According to the Office for National Statistics (ONS), “deodorant” was mentioned on 11 death certificates between 2001 and 2020.

However, the actual number of deaths is likely to be higher than this, due to the fact that specific substances are not always mentioned on death certificates.

Giorgia’s death certificate referred to “inhalation of aerosol” rather than “deodorant”.

Butane – the main ingredient of Giorgia’s deodorant – was recorded as having been involved in 324 deaths between 2001 and 2020. Propane and isobutane – also in Giorgia’s deodorant – were mentioned in 123 and 38 deaths respectively.

The ONS said the substances have been linked to a number of deaths, noting: “The inhalation of butane or propane gas can lead to heart failure.”

The Royal Society for the Prevention of Accidents (RoSPA) said a number of people have died after over-spraying deodorants.

Ashley Martin, public health adviser at RoSPA, said: “It’s easy to assume they are completely safe and totally free from risk. The truth is they’re not.

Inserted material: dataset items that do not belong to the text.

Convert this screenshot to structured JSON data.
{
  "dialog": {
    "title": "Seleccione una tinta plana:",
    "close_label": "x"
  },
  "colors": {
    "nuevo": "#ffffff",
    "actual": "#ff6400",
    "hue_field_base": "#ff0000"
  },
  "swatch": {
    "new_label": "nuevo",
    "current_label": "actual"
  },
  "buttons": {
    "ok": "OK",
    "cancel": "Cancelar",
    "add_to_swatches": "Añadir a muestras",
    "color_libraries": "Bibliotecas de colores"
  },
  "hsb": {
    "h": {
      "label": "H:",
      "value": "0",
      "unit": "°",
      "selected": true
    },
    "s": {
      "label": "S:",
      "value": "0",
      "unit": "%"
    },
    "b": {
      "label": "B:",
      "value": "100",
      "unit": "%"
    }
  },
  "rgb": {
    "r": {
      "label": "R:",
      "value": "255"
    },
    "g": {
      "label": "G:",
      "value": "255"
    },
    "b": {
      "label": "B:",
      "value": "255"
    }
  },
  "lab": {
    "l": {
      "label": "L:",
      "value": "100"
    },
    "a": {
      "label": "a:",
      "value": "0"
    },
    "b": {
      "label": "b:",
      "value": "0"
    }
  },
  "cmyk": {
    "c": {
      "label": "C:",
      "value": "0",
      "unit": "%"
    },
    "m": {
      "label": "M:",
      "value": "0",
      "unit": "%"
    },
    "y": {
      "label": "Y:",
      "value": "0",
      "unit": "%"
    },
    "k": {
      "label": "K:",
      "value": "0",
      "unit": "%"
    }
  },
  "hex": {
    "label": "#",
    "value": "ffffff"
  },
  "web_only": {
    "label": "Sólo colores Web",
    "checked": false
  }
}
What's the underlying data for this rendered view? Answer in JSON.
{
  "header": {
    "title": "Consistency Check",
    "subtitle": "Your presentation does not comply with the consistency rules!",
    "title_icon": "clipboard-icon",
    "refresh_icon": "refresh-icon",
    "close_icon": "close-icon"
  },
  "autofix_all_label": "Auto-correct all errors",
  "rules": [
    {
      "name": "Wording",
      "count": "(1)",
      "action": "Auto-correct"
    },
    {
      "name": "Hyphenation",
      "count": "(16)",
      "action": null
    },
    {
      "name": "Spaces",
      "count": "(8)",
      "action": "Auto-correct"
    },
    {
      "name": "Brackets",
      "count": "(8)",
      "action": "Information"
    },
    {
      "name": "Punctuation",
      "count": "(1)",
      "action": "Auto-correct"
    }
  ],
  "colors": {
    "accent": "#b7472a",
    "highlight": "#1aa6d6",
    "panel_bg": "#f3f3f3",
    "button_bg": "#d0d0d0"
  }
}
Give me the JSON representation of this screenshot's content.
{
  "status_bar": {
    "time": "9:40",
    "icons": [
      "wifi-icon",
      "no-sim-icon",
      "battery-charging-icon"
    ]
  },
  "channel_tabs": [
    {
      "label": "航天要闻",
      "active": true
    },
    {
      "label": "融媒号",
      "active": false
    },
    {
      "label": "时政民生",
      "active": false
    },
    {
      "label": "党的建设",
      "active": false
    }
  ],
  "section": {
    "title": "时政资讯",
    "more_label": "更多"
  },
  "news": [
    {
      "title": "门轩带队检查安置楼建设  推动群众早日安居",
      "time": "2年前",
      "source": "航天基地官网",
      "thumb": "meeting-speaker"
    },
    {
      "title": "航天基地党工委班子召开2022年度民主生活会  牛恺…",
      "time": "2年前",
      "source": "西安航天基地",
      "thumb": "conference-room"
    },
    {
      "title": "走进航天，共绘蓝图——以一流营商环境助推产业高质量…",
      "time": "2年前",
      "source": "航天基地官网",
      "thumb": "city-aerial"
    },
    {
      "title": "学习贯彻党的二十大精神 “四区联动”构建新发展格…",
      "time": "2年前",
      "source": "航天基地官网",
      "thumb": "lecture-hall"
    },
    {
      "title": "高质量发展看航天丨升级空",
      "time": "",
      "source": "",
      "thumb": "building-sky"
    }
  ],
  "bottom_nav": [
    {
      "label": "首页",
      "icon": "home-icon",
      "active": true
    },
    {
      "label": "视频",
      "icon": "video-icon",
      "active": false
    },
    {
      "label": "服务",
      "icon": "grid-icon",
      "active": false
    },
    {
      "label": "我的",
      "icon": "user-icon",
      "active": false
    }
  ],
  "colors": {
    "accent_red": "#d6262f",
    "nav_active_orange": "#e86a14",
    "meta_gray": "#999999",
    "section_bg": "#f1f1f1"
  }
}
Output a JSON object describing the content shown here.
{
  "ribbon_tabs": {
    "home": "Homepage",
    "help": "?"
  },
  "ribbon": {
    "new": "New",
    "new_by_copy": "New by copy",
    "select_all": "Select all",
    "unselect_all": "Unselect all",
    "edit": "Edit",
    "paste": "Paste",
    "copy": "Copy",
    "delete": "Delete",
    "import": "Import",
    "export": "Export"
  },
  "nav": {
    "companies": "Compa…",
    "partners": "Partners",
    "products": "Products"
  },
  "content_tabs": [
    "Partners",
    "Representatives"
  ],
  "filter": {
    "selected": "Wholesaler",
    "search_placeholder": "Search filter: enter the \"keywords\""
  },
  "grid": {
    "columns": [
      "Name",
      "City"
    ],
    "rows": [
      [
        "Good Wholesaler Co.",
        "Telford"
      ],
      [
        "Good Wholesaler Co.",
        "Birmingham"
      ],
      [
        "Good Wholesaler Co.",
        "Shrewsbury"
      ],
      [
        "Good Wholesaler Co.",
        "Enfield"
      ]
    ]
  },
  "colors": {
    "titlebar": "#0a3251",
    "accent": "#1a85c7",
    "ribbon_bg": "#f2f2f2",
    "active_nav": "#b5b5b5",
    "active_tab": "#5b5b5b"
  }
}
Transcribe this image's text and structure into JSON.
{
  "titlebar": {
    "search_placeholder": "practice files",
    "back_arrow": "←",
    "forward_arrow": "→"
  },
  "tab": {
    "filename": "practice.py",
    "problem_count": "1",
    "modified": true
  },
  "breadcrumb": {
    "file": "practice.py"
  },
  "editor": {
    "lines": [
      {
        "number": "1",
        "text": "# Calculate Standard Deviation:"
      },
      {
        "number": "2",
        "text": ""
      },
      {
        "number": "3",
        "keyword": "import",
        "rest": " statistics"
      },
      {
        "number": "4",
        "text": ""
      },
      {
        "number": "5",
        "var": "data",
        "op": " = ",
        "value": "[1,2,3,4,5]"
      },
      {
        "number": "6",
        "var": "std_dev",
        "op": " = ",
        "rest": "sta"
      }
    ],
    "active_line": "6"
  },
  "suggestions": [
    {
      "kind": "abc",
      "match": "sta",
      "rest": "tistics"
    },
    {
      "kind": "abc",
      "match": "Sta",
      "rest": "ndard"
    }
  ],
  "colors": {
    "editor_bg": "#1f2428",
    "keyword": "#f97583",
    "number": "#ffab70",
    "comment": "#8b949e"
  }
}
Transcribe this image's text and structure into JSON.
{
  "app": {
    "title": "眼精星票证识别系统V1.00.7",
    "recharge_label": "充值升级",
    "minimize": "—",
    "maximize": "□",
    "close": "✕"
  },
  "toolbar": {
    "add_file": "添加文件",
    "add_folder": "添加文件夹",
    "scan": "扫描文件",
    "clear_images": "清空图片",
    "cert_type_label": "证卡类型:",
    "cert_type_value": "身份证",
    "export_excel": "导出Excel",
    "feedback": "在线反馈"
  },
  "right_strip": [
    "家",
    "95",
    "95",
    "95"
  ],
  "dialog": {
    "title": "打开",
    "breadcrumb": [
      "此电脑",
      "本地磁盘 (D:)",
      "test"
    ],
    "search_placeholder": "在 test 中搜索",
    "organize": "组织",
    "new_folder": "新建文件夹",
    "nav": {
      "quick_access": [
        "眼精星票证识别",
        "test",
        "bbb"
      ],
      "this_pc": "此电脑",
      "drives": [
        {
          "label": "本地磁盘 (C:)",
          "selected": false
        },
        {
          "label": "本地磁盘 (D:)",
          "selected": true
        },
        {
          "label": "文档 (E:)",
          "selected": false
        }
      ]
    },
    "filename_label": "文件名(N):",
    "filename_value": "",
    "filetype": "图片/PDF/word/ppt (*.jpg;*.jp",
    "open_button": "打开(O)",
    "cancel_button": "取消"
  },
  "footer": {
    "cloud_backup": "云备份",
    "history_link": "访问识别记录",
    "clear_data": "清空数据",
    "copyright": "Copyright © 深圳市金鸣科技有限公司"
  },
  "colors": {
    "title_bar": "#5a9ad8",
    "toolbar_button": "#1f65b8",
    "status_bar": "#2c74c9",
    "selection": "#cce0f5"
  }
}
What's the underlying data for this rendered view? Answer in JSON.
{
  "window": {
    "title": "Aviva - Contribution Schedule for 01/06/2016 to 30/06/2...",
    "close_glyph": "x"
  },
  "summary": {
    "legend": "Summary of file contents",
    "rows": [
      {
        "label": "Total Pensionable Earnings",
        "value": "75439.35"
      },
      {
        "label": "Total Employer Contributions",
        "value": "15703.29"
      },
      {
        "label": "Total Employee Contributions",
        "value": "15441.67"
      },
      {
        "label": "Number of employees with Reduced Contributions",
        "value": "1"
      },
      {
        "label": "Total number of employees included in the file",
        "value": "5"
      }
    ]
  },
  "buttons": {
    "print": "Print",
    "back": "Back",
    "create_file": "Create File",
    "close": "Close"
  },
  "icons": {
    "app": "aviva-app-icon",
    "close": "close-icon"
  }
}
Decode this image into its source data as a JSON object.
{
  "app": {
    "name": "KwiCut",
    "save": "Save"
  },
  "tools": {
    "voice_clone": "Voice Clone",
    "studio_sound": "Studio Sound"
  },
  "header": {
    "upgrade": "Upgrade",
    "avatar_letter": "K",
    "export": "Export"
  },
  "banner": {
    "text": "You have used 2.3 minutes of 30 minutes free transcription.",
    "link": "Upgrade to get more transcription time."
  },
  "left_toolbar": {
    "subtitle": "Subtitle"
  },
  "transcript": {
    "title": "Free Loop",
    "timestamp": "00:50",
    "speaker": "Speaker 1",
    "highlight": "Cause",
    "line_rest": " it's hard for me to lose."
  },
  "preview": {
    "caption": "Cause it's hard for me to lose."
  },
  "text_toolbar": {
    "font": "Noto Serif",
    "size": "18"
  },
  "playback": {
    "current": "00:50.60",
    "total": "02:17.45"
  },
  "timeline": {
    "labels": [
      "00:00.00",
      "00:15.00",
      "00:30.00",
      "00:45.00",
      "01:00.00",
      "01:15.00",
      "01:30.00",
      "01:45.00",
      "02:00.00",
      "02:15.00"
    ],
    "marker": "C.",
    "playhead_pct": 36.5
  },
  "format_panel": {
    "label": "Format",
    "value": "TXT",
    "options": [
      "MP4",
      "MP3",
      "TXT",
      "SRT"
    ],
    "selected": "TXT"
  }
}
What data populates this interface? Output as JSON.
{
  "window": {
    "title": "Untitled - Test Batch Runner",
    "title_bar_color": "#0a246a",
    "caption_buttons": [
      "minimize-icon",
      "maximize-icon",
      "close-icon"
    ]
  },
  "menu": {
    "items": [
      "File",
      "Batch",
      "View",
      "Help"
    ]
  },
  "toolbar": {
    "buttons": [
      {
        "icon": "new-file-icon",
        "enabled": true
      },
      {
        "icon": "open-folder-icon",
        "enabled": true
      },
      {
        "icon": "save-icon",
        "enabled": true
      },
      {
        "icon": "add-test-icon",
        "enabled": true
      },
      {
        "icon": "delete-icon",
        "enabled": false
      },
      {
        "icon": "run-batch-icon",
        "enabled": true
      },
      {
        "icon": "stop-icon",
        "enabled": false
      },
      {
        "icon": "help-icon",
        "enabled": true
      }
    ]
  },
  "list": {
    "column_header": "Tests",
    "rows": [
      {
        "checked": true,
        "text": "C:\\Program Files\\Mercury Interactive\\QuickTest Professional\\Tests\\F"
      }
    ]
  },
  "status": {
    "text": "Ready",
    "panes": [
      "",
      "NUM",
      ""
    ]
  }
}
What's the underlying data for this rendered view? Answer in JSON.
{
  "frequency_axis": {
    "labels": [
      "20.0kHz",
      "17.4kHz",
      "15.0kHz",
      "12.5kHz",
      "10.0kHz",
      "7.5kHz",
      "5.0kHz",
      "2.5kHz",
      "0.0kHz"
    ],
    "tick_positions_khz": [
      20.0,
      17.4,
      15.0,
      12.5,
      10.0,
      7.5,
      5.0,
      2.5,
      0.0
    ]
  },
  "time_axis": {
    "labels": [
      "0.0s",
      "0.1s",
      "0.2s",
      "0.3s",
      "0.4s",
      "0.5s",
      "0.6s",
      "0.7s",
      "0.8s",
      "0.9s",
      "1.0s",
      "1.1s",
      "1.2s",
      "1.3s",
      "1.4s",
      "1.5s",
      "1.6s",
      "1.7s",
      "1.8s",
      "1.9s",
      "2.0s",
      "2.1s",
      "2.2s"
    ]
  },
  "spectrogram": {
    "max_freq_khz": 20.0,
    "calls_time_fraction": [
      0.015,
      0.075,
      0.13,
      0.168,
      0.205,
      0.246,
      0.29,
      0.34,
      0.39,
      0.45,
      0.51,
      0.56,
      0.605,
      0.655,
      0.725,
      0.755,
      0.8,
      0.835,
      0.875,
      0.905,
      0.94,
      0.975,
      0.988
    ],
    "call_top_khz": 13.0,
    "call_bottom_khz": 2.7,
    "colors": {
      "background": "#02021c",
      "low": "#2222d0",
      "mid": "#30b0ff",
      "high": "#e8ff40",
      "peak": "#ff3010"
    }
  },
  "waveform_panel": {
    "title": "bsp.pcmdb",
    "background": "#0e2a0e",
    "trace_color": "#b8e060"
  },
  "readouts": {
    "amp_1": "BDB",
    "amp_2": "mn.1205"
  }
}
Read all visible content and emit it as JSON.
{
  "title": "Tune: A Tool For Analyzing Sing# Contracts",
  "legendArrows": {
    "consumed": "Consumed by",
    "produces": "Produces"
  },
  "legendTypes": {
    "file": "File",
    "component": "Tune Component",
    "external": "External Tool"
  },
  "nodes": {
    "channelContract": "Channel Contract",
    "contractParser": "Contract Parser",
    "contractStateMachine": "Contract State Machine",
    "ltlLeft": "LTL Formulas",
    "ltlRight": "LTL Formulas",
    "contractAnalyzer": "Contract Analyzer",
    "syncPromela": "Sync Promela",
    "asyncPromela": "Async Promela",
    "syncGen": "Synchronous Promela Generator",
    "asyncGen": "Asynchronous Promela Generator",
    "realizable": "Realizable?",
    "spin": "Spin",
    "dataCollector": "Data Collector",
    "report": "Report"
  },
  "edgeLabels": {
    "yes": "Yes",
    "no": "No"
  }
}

“Inhaling large quantities of aerosols, not just deodorants, can lead to a whole host of life-endangering scenarios – from blackouts and breathing difficulties, to heart rhythm changes and sadly, death.

“There’s a common misconception that fatalities from aerosols only happen in a substance abuse scenario, but this is absolutely not true.

“We have seen a number of fatalities over recent years where children and young adults have over-sprayed aerosols – from teenagers conscious of body odour, to children seeking reassurance from familiar smells.”

What warnings are printed on aerosol deodorants?

By law, aerosol deodorants must be printed with the warning “keep out of reach of children”.

Most aerosol deodorants also have a warning that says “solvent abuse can kill instantly”. This is not a legal requirement, but is recommended by BAMA due to the risk of people inhaling aerosols to intentionally get high.

Giorgia’s parents believe the warning should be changed to “solvent use can kill instantly”, because Giorgia was not abusing deodorant.

Aerosol deodorants must also contain instructions on their correct usage, which are written following risk assessments carried out by the manufacturer. For example, the instructions might say “use in short bursts in well-ventilated places”.

If an aerosol deodorant is flammable there must also be a warning about this.

BAMA said in a statement: “The British Aerosol Manufacturers’ Association (BAMA) takes very seriously any incident involving aerosol products, and we were deeply saddened to learn of the death of someone so young.

“As an industry association we work with manufacturers to ensure that aerosols are made to the highest safety standards and are labelled with very clear warnings and usage instructions and recommend that anyone using an aerosol does so in accordance with the manufacturer’s instructions.

“We also recommend applying a number of additional warnings and usage instructions, beyond those required by regulation, and continue to review these to encourage the safe use of aerosols.”